José Zevallos

Personal information
- Full name: José Fernando Zevallos Villanueva
- Date of birth: 13 January 1999 (age 26)
- Place of birth: Ica, Peru
- Height: 1.75 m (5 ft 9 in)
- Position: Left-back

Team information
- Current team: Cusco FC
- Number: 21

Youth career
- 2013–2017: Universitario de Deportes

Senior career*
- Years: Team / Apps / (Gls)
- 2018–2022: Universitario de Deportes / 38 / (1)
- 2023: Ayacucho FC / 23 / (2)
- 2024–: Cusco FC / 58 / (0)

International career
- 2019: Peru U20 / 0 / (0)

= José Zevallos =

Peruvian footballer (born 1999)

José Fernando Zevallos Villanueva (born 13 January 1999) is a Peruvian footballer who plays as a left-back for Peruvian Liga 1 club Cusco FC.

== Club career ==

Zevallos came from the youth ranks of Universitario de Deportes, arriving from his natal Ica to Lima at 14 years of age to live at Estadio Lolo Fernández. In 2017, he was observed by manager Pedro Troglio while playing in the Torneo de Promoción y Reserva and was invited to train with the first team. In 2018, manager Nicolás Córdova promoted Zevallos to the first team, after which he made his professional debut in an away match against Sport Huancayo and played a total of six games in the season.
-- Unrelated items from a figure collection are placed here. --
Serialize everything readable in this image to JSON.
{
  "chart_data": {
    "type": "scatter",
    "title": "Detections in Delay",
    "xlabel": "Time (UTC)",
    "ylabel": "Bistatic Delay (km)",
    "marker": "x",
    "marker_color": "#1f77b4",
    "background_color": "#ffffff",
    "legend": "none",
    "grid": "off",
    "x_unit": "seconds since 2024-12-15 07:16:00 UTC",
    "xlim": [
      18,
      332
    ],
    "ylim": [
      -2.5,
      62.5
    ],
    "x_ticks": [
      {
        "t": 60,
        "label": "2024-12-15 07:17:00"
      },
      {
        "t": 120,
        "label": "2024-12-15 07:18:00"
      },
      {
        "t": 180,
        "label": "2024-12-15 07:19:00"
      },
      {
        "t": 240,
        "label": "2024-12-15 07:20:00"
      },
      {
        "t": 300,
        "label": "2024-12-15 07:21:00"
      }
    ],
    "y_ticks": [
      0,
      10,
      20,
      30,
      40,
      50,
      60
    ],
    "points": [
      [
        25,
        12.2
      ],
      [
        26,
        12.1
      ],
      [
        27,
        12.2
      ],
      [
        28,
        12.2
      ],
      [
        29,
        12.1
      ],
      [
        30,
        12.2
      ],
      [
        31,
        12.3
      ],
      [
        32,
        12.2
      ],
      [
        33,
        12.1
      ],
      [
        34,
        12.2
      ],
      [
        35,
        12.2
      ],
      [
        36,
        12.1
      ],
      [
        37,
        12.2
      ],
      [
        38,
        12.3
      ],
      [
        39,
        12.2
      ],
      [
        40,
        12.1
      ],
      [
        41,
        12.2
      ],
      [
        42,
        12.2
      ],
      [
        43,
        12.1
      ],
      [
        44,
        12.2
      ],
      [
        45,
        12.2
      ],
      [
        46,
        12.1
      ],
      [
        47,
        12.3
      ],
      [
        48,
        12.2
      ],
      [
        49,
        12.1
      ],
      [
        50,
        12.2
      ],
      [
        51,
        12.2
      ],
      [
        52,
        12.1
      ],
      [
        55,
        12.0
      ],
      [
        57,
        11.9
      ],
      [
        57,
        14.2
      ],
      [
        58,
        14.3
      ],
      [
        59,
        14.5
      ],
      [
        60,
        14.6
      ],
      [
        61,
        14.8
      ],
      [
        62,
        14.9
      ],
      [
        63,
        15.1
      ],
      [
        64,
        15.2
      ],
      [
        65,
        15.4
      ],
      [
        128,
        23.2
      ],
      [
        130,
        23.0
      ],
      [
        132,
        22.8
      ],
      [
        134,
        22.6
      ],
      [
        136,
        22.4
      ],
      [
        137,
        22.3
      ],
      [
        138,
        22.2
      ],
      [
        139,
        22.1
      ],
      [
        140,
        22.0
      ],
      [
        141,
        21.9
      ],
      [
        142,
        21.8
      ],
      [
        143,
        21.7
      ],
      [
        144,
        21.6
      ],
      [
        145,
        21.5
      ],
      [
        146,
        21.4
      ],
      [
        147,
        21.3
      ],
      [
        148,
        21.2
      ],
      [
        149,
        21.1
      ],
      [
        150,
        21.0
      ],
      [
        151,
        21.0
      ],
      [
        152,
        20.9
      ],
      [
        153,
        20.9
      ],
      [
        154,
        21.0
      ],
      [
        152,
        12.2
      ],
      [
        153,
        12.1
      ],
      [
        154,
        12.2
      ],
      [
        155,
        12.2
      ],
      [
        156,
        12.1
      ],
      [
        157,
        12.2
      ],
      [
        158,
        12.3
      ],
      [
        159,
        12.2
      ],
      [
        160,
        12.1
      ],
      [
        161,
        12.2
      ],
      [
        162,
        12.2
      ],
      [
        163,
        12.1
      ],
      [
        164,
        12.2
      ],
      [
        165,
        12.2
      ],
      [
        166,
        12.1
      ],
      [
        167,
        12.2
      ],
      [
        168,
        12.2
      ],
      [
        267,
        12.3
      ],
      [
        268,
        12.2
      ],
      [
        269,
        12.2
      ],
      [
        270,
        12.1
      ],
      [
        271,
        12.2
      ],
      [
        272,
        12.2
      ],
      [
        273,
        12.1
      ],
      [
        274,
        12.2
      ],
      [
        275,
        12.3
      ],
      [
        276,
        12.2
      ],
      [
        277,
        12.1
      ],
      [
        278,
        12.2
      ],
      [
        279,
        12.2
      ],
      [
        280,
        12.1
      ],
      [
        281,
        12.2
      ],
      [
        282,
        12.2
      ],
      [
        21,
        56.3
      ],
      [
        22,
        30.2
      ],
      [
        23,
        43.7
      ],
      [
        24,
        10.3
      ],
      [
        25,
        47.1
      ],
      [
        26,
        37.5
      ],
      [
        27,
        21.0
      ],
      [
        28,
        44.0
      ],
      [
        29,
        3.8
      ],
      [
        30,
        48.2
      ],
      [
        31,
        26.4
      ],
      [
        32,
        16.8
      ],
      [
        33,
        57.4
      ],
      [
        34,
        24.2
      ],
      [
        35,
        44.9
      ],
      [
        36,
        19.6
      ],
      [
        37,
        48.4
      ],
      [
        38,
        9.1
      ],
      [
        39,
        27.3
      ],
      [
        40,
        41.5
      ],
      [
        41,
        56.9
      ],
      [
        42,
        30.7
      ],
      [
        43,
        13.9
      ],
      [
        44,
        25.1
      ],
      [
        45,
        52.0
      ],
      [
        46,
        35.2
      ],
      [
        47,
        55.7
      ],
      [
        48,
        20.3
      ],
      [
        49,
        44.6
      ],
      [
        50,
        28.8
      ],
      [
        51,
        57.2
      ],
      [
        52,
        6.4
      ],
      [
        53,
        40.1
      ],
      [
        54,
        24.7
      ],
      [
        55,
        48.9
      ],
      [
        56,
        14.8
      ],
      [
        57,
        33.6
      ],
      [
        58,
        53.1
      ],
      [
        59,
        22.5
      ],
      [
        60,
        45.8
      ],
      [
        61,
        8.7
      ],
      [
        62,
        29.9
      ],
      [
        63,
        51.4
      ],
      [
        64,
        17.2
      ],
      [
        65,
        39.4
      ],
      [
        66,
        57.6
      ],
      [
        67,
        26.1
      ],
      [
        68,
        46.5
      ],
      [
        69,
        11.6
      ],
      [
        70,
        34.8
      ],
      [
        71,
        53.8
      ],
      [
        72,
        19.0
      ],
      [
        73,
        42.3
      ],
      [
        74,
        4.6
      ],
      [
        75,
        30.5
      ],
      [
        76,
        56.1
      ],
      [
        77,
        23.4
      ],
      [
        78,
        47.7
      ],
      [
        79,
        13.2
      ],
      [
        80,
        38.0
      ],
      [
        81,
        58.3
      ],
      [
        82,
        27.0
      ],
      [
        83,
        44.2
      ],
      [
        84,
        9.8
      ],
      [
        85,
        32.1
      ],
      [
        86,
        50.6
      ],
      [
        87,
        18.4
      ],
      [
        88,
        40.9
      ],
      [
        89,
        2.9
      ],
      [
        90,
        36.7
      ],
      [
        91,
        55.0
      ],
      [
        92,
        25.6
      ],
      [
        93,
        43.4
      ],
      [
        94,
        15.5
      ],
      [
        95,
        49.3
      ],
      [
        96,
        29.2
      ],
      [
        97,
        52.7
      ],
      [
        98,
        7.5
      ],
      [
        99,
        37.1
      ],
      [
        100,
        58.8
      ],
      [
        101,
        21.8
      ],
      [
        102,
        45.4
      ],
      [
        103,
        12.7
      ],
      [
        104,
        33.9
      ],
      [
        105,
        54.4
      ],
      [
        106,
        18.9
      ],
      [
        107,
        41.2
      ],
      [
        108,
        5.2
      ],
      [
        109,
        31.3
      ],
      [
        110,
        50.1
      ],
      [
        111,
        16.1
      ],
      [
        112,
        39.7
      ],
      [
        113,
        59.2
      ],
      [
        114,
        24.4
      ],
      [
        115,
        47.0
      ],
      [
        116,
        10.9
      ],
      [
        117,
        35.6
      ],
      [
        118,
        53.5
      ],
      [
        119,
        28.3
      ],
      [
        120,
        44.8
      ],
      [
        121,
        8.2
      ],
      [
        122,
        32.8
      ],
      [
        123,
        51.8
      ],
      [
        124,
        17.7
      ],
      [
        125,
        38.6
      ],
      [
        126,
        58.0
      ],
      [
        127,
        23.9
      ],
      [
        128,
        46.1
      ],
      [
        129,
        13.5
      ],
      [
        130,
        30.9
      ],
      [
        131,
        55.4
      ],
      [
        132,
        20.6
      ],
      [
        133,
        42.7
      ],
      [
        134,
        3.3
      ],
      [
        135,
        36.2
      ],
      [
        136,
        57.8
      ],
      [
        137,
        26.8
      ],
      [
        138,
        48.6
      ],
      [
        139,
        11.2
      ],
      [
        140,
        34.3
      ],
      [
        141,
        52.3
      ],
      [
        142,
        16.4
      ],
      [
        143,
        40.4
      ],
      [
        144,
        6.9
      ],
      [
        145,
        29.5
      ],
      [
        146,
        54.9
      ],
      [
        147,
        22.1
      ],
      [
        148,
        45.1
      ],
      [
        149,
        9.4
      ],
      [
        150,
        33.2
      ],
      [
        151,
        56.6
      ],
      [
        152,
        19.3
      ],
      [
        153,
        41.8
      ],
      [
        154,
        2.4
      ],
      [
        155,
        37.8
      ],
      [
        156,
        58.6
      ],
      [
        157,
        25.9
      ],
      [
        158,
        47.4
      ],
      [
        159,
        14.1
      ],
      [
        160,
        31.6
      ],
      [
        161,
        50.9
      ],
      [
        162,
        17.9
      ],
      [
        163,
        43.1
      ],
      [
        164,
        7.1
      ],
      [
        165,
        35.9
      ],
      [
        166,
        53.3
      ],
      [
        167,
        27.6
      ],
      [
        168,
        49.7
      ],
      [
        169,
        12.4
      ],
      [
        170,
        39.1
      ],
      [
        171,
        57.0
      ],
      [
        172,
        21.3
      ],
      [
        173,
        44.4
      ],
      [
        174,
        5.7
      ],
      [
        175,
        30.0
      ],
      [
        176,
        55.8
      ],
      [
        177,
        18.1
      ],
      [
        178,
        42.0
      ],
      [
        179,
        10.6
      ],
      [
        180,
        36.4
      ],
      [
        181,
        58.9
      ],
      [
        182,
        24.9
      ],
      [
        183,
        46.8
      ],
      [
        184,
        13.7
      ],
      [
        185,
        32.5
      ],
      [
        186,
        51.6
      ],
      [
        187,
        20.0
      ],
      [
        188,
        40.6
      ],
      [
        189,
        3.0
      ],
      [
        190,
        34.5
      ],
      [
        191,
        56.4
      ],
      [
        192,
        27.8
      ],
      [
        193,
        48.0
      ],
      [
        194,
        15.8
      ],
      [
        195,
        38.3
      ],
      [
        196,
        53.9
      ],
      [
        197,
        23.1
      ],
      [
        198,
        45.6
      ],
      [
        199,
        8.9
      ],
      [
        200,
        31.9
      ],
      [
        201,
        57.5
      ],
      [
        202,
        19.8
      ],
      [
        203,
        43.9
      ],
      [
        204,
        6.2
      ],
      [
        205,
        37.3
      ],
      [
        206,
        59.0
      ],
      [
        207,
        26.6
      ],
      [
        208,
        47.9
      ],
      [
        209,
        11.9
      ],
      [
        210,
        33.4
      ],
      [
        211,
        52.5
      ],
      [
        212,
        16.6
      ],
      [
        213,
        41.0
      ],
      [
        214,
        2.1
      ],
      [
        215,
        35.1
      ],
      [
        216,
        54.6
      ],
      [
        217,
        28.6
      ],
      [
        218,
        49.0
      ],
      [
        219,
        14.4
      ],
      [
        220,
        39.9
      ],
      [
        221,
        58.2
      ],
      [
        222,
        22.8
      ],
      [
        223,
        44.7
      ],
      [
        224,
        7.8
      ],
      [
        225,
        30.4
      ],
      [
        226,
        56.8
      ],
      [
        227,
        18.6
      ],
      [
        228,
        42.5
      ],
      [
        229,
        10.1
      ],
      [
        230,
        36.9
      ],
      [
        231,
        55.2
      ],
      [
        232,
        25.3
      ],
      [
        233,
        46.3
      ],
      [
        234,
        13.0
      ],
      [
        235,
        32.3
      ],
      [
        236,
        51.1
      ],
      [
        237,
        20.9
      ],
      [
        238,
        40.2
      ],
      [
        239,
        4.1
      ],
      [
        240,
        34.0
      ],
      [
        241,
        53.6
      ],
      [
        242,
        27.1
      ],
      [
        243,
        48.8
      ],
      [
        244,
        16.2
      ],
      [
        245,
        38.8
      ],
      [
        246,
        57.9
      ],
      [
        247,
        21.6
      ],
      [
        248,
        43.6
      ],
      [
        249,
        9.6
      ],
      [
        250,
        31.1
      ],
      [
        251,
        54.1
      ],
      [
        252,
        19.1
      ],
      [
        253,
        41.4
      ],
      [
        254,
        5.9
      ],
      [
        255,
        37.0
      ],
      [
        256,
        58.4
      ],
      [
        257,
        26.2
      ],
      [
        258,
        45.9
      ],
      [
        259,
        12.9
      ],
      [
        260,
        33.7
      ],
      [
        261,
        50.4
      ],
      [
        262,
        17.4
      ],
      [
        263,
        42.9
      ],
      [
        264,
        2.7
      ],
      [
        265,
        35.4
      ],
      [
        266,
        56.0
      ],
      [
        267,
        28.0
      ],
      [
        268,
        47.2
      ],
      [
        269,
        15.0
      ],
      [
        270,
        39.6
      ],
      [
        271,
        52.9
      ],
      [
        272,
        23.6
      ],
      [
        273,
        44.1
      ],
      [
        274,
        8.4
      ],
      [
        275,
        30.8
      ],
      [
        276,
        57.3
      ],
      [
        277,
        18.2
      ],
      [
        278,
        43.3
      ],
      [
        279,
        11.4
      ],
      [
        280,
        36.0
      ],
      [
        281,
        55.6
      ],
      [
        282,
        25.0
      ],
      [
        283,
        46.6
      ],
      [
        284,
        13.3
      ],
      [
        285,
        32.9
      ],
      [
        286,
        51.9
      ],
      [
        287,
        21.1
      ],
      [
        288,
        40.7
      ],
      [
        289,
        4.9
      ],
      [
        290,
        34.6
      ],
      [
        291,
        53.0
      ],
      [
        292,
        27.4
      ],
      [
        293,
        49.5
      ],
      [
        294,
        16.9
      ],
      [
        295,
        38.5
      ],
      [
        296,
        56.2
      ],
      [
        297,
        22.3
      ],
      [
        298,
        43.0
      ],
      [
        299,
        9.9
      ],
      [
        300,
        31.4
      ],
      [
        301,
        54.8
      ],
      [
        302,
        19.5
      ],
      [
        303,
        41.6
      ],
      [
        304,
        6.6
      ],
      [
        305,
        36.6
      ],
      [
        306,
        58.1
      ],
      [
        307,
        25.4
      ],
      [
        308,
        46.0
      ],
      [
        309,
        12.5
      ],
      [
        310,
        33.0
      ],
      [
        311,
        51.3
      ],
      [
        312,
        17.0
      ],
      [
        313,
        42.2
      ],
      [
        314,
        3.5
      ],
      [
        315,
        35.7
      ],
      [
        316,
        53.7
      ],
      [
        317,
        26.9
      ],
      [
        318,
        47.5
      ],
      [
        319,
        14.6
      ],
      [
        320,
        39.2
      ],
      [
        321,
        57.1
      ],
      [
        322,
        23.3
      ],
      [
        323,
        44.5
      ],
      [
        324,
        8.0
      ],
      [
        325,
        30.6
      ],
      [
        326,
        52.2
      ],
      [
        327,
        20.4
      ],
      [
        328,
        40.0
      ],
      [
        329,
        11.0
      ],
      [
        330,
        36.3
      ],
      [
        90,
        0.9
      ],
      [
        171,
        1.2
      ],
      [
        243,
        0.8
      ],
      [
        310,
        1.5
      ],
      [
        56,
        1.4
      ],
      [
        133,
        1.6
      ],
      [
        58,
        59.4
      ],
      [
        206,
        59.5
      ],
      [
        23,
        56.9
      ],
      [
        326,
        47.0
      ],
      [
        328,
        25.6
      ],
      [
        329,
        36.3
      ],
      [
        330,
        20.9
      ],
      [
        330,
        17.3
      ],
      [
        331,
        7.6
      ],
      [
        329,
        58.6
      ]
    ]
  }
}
In 2019, he played in four matches and had his contract renewed until the end of 2022. In 2020, Zevallos played six games, being usually in the bench. He played more regularly in 2021, in a total of 13 matches between the league and the Copa Libertadores, but without standing out. In 2022, he scored his first goal as a professional in a home game against Sporting Cristal.

== International career ==
Zevallos has played for Peru at the U20 level, being called for the 2019 South American U-20 Championship.